Ten clinically stable patients with cystic fibrosis and 10 healthy control subjects were studied. OCB was estimated using the dead space hyperventilation method. Mixed expired gas fractions were measured by online gas analysers and ventilation by a pneumotachograph. After measurement of resting ventilation and gas exchange, minute ventilation (VE) was stimulated by 6-10 1/min by the addition of a dead space and OCB calculated from the slope of the differences in oxygen uptake (VO2) and VE. REE and the non-respiratory component of REE were calculated from gas exchange data. To assess the repeatability of OCB all subjects had a further study performed one week later.
The patients had lower weight, fat free mass (FFM), forced expiratory volume in one second (FEV1), forced vital capacity (FVC), and transfer factor for carbon monoxide (TLCO) than controls. Resting respiratory rate, VE, and oxygen uptake per kilogram of FFM (VO2/kg FFM) were higher in patients (20 (7), 10.4 (1.4) 1/min and 5.5 (0.8) ml/kg FFM/min) than in controls (13 (4), 7.0 (1.2), and 4.2 (0.5), respectively.) The error standard deviation for replicated measures of OCB was 0.5 ml O2/l VE in controls and 0.8 ml O2/l VE in patients with coefficients of variation of 24% in controls and 28% in patients. The mean OCB in patients was 2.9 (1.4) ml O2/l VE and 2.1 (0.7) ml O2/l VE in controls. OCB, expressed as ml/min (VO2resp) was 28.5 (11.7) in patients and 14.0 (3.6) in controls.
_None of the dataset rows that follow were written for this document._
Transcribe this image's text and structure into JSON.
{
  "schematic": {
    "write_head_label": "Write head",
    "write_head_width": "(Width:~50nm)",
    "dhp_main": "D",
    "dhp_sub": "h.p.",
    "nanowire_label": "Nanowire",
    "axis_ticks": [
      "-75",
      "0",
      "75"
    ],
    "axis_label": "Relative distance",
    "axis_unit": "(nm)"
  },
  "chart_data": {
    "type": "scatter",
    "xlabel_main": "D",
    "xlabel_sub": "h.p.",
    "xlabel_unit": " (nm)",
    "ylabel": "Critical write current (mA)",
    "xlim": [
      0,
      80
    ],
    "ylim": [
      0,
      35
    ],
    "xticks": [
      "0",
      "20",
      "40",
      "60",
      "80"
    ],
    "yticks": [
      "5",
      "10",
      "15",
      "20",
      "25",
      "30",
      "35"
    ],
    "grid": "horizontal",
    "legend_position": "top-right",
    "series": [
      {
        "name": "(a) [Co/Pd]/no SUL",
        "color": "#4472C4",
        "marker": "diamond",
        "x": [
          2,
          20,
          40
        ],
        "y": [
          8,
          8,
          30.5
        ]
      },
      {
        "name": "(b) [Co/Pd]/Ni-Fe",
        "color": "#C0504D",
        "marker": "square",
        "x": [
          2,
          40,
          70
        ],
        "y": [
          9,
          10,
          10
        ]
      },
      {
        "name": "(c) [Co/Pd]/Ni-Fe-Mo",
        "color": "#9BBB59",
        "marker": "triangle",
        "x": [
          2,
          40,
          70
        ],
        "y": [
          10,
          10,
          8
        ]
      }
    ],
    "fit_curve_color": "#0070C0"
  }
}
REE was higher in patients (125.9 (14.0)% predicted) than in controls (99.0 (9.4)%). The estimated non-respiratory component of REE was 112.1 (14.9)% for patients and 93.0 (10.0)% for controls.
In clinically stable patients with cystic fibrosis the OCB at rest is increased but is not the sole explanation for increased metabolic rate. This contrasts with the finding in COPD where the increase in REE is largely explained by increased OCB. This study also showed poor repeatability and OCB measurements similar to earlier studies, which indicates that the technique is not suitable for longitudinal studies.
静息能量消耗(REE)在囊性纤维化患者中常升高,可能导致能量失衡。多种机制可导致REE升高,包括基因缺陷、慢性感染的影响以及异常的肺力学。慢性阻塞性肺疾病(COPD)患者的呼吸氧耗(OCB)已被证实升高,但在囊性纤维化中尚未得到广泛研究。
对10例临床稳定的囊性纤维化患者和10名健康对照者进行研究。采用死腔过度通气法估算OCB。通过在线气体分析仪测量混合呼出气分数,用呼吸流速仪测量通气量。在测量静息通气和气体交换后,通过增加死腔使分钟通气量(VE)增加6 - 10升/分钟,并根据氧摄取量(VO₂)和VE差值的斜率计算OCB。根据气体交换数据计算REE及其非呼吸成分。为评估OCB的可重复性,所有受试者在一周后再次进行研究。
患者的体重、去脂体重(FFM)、一秒用力呼气量(FEV₁)、用力肺活量(FVC)和一氧化碳转运因子(TLCO)均低于对照组。患者的静息呼吸频率、VE和每千克FFM的氧摄取量(VO₂/kg FFM)高于对照组(分别为20(7)次/分钟、10.4(1.4)升/分钟和5.5(0.8)毫升/千克FFM/分钟),而对照组分别为13(4)次/分钟、7.0(1.2)升/分钟和4.2(0.5)毫升/千克FFM/分钟。对照组OCB重复测量的误差标准差为0.5毫升O₂/升VE,患者为0.8毫升O₂/升VE,对照组变异系数为24%,患者为28%。患者的平均OCB为2.9(1.4)毫升O₂/升VE,对照组为2.1(0.7)毫升O₂/升VE。以毫升/分钟(VO₂resp)表示的OCB,患者为28.5(11.7),对照组为14.0(3.6)。患者的REE高于对照组(预测值的125.9(14.0)%),对照组为99.0(9.4)%。患者REE的估计非呼吸成分占112.1(14.9)%,对照组为93.0(10.0)%。
在临床稳定的囊性纤维化患者中,静息OCB升高,但不是代谢率升高的唯一原因。这与COPD的情况不同,在COPD中REE升高主要由OCB增加所致。本研究还显示OCB测量的可重复性差,与早期研究相似,这表明该技术不适用于纵向研究。